Cross‑document integration (ongoing funding prospectus consolidation; Apr 15 inventory to ensure all brainstorm ideas mapped)
You’re stitching 80‑100 K+ tokens of prior drafts, frameworks, and notes—starting to push 4o’s 128 K window and risking chunking artifacts.
Cognitive‑progression mapping (Mar 3 English‑program cascade alignment with science‑of‑learning)
Multi‑layer dependency graphing benefits from o3’s larger context and chain‑of‑thought depth.
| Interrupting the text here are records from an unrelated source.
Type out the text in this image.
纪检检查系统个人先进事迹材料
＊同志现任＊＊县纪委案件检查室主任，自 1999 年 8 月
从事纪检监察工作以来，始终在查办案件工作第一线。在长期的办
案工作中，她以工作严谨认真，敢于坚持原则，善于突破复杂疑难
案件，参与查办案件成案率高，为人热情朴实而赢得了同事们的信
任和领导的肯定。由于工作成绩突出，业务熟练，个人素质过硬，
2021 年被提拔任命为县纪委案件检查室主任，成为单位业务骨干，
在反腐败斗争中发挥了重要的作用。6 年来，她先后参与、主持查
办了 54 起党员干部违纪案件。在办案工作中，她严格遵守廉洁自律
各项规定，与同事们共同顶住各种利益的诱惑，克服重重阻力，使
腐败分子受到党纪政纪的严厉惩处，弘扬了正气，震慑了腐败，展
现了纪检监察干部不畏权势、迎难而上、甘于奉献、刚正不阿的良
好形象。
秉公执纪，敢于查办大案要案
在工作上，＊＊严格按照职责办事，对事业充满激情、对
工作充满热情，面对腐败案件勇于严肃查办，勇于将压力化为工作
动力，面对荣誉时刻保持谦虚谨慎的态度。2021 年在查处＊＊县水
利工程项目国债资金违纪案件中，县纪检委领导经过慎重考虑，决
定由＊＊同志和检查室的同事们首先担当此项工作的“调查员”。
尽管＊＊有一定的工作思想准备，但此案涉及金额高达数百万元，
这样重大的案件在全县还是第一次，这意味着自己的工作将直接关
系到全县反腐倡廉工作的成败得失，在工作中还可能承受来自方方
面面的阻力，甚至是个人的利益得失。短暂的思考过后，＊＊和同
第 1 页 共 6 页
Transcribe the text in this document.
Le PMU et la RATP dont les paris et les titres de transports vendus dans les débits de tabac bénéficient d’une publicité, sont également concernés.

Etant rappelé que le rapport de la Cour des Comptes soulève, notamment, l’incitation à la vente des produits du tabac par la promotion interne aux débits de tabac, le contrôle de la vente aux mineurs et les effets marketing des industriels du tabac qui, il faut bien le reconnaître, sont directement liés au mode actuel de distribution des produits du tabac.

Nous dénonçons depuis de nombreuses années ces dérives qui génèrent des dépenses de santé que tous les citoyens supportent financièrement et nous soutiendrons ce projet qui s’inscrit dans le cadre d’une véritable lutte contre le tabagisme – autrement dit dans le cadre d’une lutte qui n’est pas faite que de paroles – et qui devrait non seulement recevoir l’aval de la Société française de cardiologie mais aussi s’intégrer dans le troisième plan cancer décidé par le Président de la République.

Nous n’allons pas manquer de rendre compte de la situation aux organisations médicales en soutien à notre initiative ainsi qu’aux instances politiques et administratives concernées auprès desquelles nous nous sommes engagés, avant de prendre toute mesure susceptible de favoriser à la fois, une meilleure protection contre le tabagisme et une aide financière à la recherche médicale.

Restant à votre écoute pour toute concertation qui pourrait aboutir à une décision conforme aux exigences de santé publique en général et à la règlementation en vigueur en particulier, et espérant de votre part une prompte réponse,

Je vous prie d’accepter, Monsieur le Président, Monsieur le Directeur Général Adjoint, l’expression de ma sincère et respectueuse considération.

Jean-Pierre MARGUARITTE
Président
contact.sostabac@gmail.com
Governance‑model thought experiments (Mar 17 adaptive‐system governance; Mar 19 AI‑enhanced governance patterns)
Counterfactual stress‑tests and long‑horizon reasoning are precisely where o3’s extra inference steps pay off.
Image‑embedded analysis (planned use of student‑work screenshots or whiteboard diagrams—hasn’t happened yet, but will)
o3’s image‑inside‑reasoning loop is materially better than 4o’s caption‑style vision.
Pattern: Whenever the task demands (1) panoramic context across many docs, (2) deep logical consistency checks, or (3) integrated visual reasoning, escalate to o3.
Heuristic going forward
Is the context <120 K tokens, no images, and you care about turnaround? → stay in 4o.
Is the work a structural linchpin (framework lock‑in, prospectus master merge) or image‑heavy? → pay the o3 tax.